Here in Fredericton on Saturday evening we were asked to make a noise to thank the essential services for their work during this time. Debbie was presented with a schoolyard bell when she retired from teaching, so we stood on the front porch and rang it. There was a great deal of noise in our area.
I have also been witness, on two occasions, to something I have never seen before — drive-by birthdays. Cars pass people’s homes with banners saying happy birthday and drop gifts on the sidewalk.
It is good to see such creativity to make sure that children do not miss out.
That being said, for many of us it is not easy as we enter into the fourth week of being at home. I am not going to come up with any slick ideas about how we deal with the situation.
For those of us who are finding it hard, my words will probably not be very helpful.
I have written about four times now that this is the most unusual of Holy Weeks. For me it means less rush than usual and more time to reflect on the stories which make up Jesus’ last week. His teaching. The encounters he has in the Temple. The Last Supper and on into the Passion.

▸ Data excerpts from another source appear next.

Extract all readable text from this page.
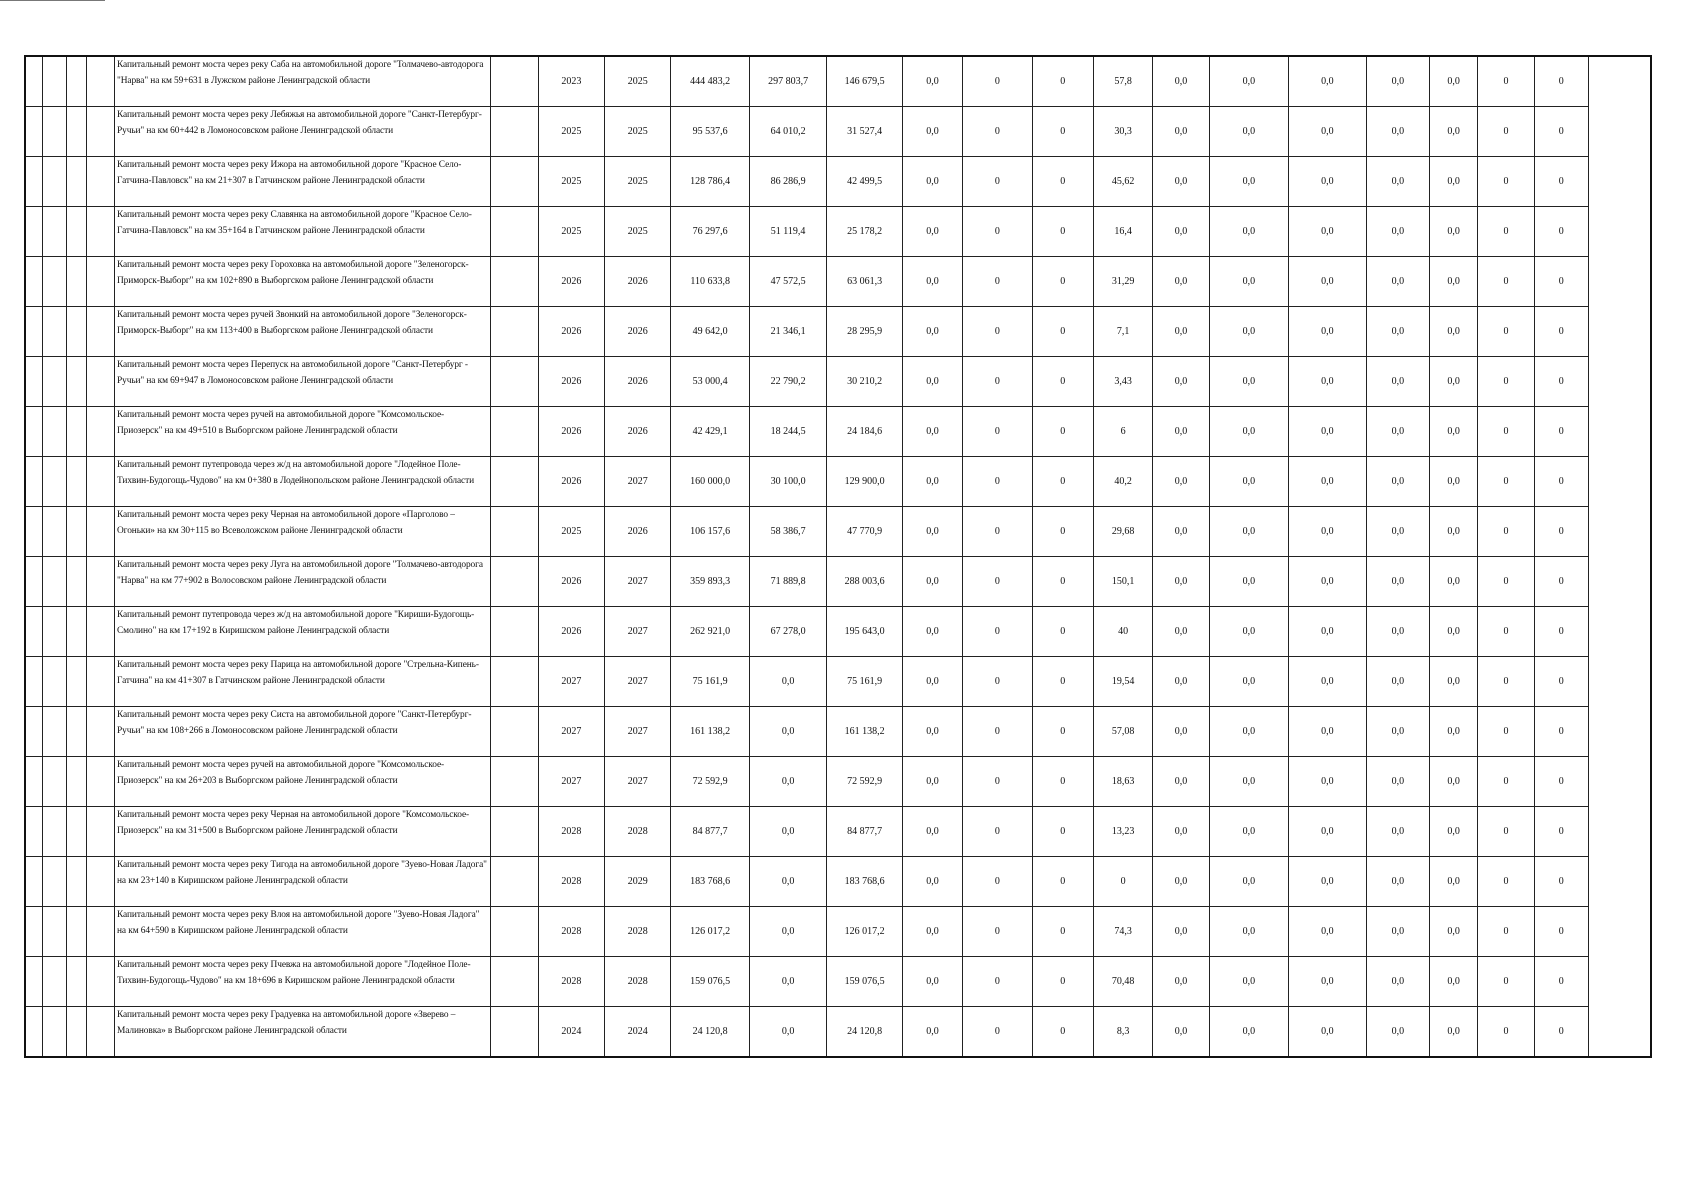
				Капитальный ремонт моста через реку Саба на автомобильной дороге "Толмачево-автодорога "Нарва" на км 59+631 в Лужском районе Ленинградской области		2023	2025	444 483,2	297 803,7	146 679,5	0,0	0	0	57,8	0,0	0,0	0,0	0,0	0,0	0	0
				Капитальный ремонт моста через реку Лебяжья на автомобильной дороге "Санкт-Петербург-Ручьи" на км 60+442 в Ломоносовском районе Ленинградской области		2025	2025	95 537,6	64 010,2	31 527,4	0,0	0	0	30,3	0,0	0,0	0,0	0,0	0,0	0	0
				Капитальный ремонт моста через реку Ижора на автомобильной дороге "Красное Село-Гатчина-Павловск" на км 21+307 в Гатчинском районе Ленинградской области		2025	2025	128 786,4	86 286,9	42 499,5	0,0	0	0	45,62	0,0	0,0	0,0	0,0	0,0	0	0
				Капитальный ремонт моста через реку Славянка на автомобильной дороге "Красное Село-Гатчина-Павловск" на км 35+164 в Гатчинском районе Ленинградской области		2025	2025	76 297,6	51 119,4	25 178,2	0,0	0	0	16,4	0,0	0,0	0,0	0,0	0,0	0	0
				Капитальный ремонт моста через реку Гороховка на автомобильной дороге "Зеленогорск-Приморск-Выборг" на км 102+890 в Выборгском районе Ленинградской области		2026	2026	110 633,8	47 572,5	63 061,3	0,0	0	0	31,29	0,0	0,0	0,0	0,0	0,0	0	0
				Капитальный ремонт моста через ручей Звонкий на автомобильной дороге "Зеленогорск-Приморск-Выборг" на км 113+400 в Выборгском районе Ленинградской области		2026	2026	49 642,0	21 346,1	28 295,9	0,0	0	0	7,1	0,0	0,0	0,0	0,0	0,0	0	0
				Капитальный ремонт моста через Перепуск на автомобильной дороге "Санкт-Петербург - Ручьи" на км 69+947 в Ломоносовском районе Ленинградской области		2026	2026	53 000,4	22 790,2	30 210,2	0,0	0	0	3,43	0,0	0,0	0,0	0,0	0,0	0	0
				Капитальный ремонт моста через ручей на автомобильной дороге "Комсомольское-Приозерск" на км 49+510 в Выборгском районе Ленинградской области		2026	2026	42 429,1	18 244,5	24 184,6	0,0	0	0	6	0,0	0,0	0,0	0,0	0,0	0	0
				Капитальный ремонт путепровода через ж/д на автомобильной дороге "Лодейное Поле-Тихвин-Будогощь-Чудово" на км 0+380 в Лодейнопольском районе Ленинградской области		2026	2027	160 000,0	30 100,0	129 900,0	0,0	0	0	40,2	0,0	0,0	0,0	0,0	0,0	0	0
				Капитальный ремонт моста через реку Черная на автомобильной дороге «Парголово – Огоньки» на км 30+115 во Всеволожском районе Ленинградской области		2025	2026	106 157,6	58 386,7	47 770,9	0,0	0	0	29,68	0,0	0,0	0,0	0,0	0,0	0	0
				Капитальный ремонт моста через реку Луга на автомобильной дороге "Толмачево-автодорога "Нарва" на км 77+902 в Волосовском районе Ленинградской области		2026	2027	359 893,3	71 889,8	288 003,6	0,0	0	0	150,1	0,0	0,0	0,0	0,0	0,0	0	0
				Капитальный ремонт путепровода через ж/д на автомобильной дороге "Кириши-Будогощь-Смолино" на км 17+192 в Киришском районе Ленинградской области		2026	2027	262 921,0	67 278,0	195 643,0	0,0	0	0	40	0,0	0,0	0,0	0,0	0,0	0	0
				Капитальный ремонт моста через реку Парица на автомобильной дороге "Стрельна-Кипень-Гатчина" на км 41+307 в Гатчинском районе Ленинградской области		2027	2027	75 161,9	0,0	75 161,9	0,0	0	0	19,54	0,0	0,0	0,0	0,0	0,0	0	0
				Капитальный ремонт моста через реку Систа на автомобильной дороге "Санкт-Петербург-Ручьи" на км 108+266 в Ломоносовском районе Ленинградской области		2027	2027	161 138,2	0,0	161 138,2	0,0	0	0	57,08	0,0	0,0	0,0	0,0	0,0	0	0
				Капитальный ремонт моста через ручей на автомобильной дороге "Комсомольское-Приозерск" на км 26+203 в Выборгском районе Ленинградской области		2027	2027	72 592,9	0,0	72 592,9	0,0	0	0	18,63	0,0	0,0	0,0	0,0	0,0	0	0
				Капитальный ремонт моста через реку Черная на автомобильной дороге "Комсомольское-Приозерск" на км 31+500 в Выборгском районе Ленинградской области		2028	2028	84 877,7	0,0	84 877,7	0,0	0	0	13,23	0,0	0,0	0,0	0,0	0,0	0	0
				Капитальный ремонт моста через реку Тигода на автомобильной дороге "Зуево-Новая Ладога" на км 23+140 в Киришском районе Ленинградской области		2028	2029	183 768,6	0,0	183 768,6	0,0	0	0	0	0,0	0,0	0,0	0,0	0,0	0	0
				Капитальный ремонт моста через реку Влоя на автомобильной дороге "Зуево-Новая Ладога" на км 64+590 в Киришском районе Ленинградской области		2028	2028	126 017,2	0,0	126 017,2	0,0	0	0	74,3	0,0	0,0	0,0	0,0	0,0	0	0
				Капитальный ремонт моста через реку Пчевжа на автомобильной дороге "Лодейное Поле-Тихвин-Будогощь-Чудово" на км 18+696 в Киришском районе Ленинградской области		2028	2028	159 076,5	0,0	159 076,5	0,0	0	0	70,48	0,0	0,0	0,0	0,0	0,0	0	0
				Капитальный ремонт моста через реку Градуевка на автомобильной дороге «Зверево – Малиновка» в Выборгском районе Ленинградской области		2024	2024	24 120,8	0,0	24 120,8	0,0	0	0	8,3	0,0	0,0	0,0	0,0	0,0	0	0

Again, I recognize that for me that pandemic is relatively easy. There are two of us in the house, and we can talk to each other. There are no unsettled or anxious children wanting our attention.
This time to reflect has made me ask if there is a need to re-orient after the restrictions are lifted. Can I/we easily slip back into the way things were? Will something have shifted at a deep level in all of us?
Please be assured that I am praying for you every day, praying that God will come close to us, and praying that he might change me. I ask for your prayers.